## Spatial Models: Stochastic and Deterministic

*Stephen M. Krone*
**Abstract**

Theoretical studies of biological populations via analysis and/or simulation
of deterministic and stochastic systems sometimes end up drawing conflicting
conclusions. Papers purporting to investigate the same
dynamics, albeit through different methods, often cannot agree
on essential properties of the system being modeled. This problem
often arises when trying to compare results that were obtained
from different kinds of mathematical models,
say those based on differential equations and individual-based stochastic models.
While such models can successfully represent or characterize
different views of the same phenomena, it is important to
know when two different approaches are comparable, as well
as any limitations that may be inherent in such a comparison.
This survey paper is directed primarily to mathematical biologists
whose primary mode of operation is partial differential equations.
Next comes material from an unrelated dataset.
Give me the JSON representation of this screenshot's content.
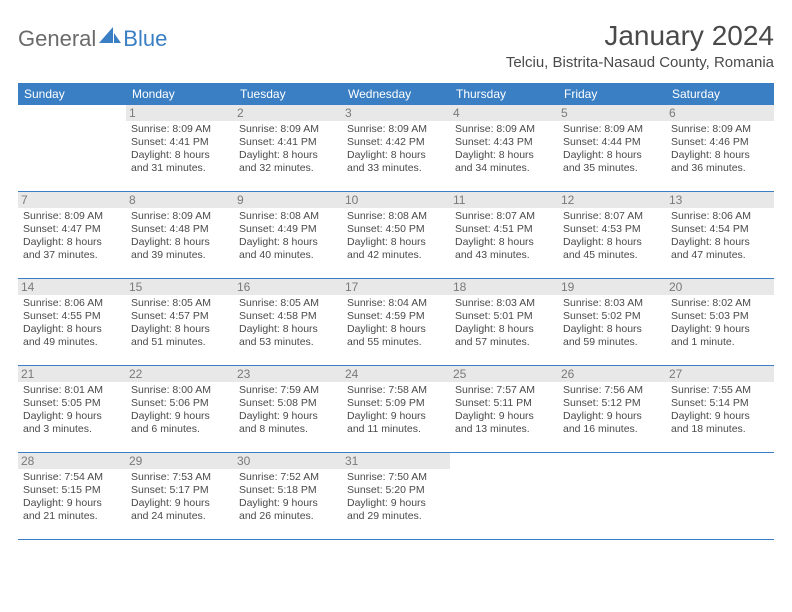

More generally, we seek to illuminate connections between the two
main realms of spatial modeling.
We begin by presenting a quick introduction to a class of stochastic
spatial models, known as interacting particle systems, which are readily
applicable to biological (and many other) systems. We then give examples of
how various scaled limits of these models give rise to reaction-diffusion
equations and integro-differential equations.
The first case falls under the heading of hydrodynamic limits and the second
case is an example of a mean-field limit theorem.